Clark County man faces charges for online threats to Sisolak

Gov. Steve Sisolak discusses Nevada’s recent COVID-19 figures during a press conference ...

At what point do angry social media rants cross the line from protected First Amendment speech to being considered a criminal offense?

That’s a question that the case of Clark County resident Steve Feeder will answer when he and his sharply worded Facebook posts that railed against Nevada’s COVID-19 restrictions in the spring go to court next year.

The case stems from a series of Facebook posts made by Feeder in May amid the economic shutdown during the first months of the COVID-19 pandemic, which included referring to Gov. Steve Sisolak as a “tyrant,” calling for people to arm themselves and saying to “count me in to put him down,” in reference to the governor at one point in replying to another poster who was also angry about the shutdowns.
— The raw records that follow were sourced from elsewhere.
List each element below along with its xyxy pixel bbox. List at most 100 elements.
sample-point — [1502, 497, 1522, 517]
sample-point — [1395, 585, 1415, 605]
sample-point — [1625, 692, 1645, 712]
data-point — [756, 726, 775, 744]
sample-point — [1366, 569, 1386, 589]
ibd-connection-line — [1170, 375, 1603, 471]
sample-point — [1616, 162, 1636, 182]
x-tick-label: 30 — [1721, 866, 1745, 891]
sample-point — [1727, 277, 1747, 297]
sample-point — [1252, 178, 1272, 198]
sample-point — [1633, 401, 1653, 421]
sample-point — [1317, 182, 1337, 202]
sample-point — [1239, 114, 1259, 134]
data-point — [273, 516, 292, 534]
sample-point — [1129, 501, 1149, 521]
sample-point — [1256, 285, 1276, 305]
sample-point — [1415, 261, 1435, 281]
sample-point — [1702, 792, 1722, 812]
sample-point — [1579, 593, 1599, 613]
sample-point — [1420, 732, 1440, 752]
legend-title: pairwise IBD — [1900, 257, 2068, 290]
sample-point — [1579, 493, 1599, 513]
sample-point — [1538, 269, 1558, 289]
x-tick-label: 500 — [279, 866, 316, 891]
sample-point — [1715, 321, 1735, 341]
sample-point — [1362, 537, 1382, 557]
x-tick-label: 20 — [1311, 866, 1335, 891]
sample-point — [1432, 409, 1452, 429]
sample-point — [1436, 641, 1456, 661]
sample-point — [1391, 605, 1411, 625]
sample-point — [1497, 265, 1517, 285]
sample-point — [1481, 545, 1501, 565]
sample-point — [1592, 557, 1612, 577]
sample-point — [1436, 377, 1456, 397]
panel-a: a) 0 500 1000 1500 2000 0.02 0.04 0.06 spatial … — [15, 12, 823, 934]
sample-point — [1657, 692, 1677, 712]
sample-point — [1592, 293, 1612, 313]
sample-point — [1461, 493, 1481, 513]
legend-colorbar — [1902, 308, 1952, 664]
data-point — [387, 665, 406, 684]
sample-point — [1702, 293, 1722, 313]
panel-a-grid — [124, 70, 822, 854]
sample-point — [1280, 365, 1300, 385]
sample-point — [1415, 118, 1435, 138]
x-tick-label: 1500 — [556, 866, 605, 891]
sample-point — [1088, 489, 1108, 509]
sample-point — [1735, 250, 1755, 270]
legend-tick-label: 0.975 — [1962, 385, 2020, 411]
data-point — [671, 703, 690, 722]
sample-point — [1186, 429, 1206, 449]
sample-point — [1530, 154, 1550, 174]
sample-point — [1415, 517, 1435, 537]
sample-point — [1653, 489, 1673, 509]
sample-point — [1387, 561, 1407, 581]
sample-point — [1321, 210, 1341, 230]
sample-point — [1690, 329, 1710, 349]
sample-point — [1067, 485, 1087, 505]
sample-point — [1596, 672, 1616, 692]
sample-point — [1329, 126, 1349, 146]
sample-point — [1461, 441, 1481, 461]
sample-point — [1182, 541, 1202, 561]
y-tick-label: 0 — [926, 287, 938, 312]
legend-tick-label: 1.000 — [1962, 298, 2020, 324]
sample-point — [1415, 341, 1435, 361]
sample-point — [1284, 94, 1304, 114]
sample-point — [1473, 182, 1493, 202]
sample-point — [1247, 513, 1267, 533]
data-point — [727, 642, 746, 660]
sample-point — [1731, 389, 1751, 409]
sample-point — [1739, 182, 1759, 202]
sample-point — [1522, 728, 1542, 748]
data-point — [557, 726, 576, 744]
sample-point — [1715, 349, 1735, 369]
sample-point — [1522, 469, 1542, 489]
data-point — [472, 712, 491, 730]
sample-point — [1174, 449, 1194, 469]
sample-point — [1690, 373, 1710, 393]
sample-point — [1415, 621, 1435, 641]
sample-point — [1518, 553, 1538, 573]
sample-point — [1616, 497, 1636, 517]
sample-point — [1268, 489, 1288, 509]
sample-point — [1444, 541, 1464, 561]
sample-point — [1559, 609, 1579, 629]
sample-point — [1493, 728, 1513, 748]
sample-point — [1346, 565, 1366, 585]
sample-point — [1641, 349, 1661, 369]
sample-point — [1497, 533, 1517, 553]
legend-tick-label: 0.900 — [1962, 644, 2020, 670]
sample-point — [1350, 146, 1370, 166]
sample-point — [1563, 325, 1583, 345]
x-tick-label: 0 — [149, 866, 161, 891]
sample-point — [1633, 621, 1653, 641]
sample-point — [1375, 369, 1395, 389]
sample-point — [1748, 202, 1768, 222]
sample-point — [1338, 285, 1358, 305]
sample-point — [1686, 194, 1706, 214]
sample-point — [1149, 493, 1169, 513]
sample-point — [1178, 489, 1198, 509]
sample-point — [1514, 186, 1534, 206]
“I’m tired of ranting so today I’m going to drink my coffee take my medication smoke a cigarette and see how many of you enjoy getting (expletive) in the SPHINCTER every morning you wake. If you haven’t noticed after 60 days we’ve been abandoned to defend ourselves,” Feeder wrote in reply to a May 19 post from Sisolak’s official Facebook account about the number of positive COVID-19 test results in Nevada, according to court documents filed in the case.

“If your (sic) not willing to do so and would rather type complaints here (versus) fighting I respect that just don’t let people fight the fight for you if (you are) not willing to step up. In any WAR which we are now in sheep will be casualties but we must March on. If you enjoy getting (expletive) in the SPHINCTER each morning continue to write here and get no results. It’s time to fight back. If not say hello to your new TYRANT leader.”

Feeder posted similar messages in the comments of the governor’s Facebook page as many as 34 times, Chief Deputy Attorney General Michael Kovac said, according to a transcript of an Oct. 6 hearing in Las Vegas Justice Court.

“He was upset. Absolutely. He used some very pointed language. Absolutely. But he was protesting the fact that we had been in a quarantine for — as he put it at the time — 60 days, and that is well within his First Amendment right,” Feeder’s attorney, Jay Maynard said during the hearing.

A request for comment from Feeder’s attorneys was not returned Wednesday.

Maynard said that the ability to complain about the government is “the most essential of the First Amendment rights.”

“Political speech is protected beyond any other form of speech. It is sacrosanct, and it is absolutely essential to the proper functioning of our democracy,” Maynard said.

Charges filed

Feeder, 60, initially faced three charges relating to his posts: two gross misdemeanors of interfering with a public officer by threat, force or violence and publishing material inciting breach of peace, and a misdemeanor of provoking a breach of peace. Two of those charges were dismissed by Las Vegas Justice Court Judge Karen Bennett-Haron.

But the judge determined that the “publish material to incite a breach of peace” charge had met the “slight or marginal evidence” standard to be bound over to Clark County District Court, where a trial is scheduled for June 14.

The case started as a complaint from Sisolak’s protection detail that sparked an investigation by the Department of Public Safety in May amid Sisolak’s directive that closed most nonessential businesses in the state to help slow the spread of the coronavirus. The department’s investigator, Colter Earl, said that he reviewed the posts and later interviewed Feeder at his home in late May.

“His response was that his wife called him an idiot and that when I had showed up at his house that I was there for his rant,” Earl said during the October hearing. “He described himself basically as very angry and upset regarding the State’s action in the COVID-19 response.”

Kovac noted that Feeder’s comments were posted on the governor’s public page, “which is open to the public for any crazy person to read it and act on it regardless of whether the defendant intended for somebody to act on it.”

Kovac said that DPS had referred several similar “threat cases” to his office but that he “rejected the overwhelming majority because they’re protected by the First Amendment.”

“There’s a thin line oftentimes between protected First Amendment speech and criminal proscribable conduct, and the defendant here clearly overstepped that line. It’s not even close. He’s talking about war,” Kovac said.

First Amendment defense

But Maynard, Feeder’s attorney, called it a “clear-cut case of First Amendment rights,” and said that to lose those protections, Feeder would have had to make an immediate call to action, which Earl, the DPS investigator, noted was not the case in his review of the postings.

“It has to be someone standing in front of a mob with pitchforks — or rather the classical formulation of this is standing in front of a mob of people with pitchforks and torches and say, ‘Let’s go burn down the castle right now,’” Maynard said.

“Crazy people aren’t the standard. The speaker has to know that his audience is receptive to an immediate calling. We don’t see that anywhere,” Maynard added.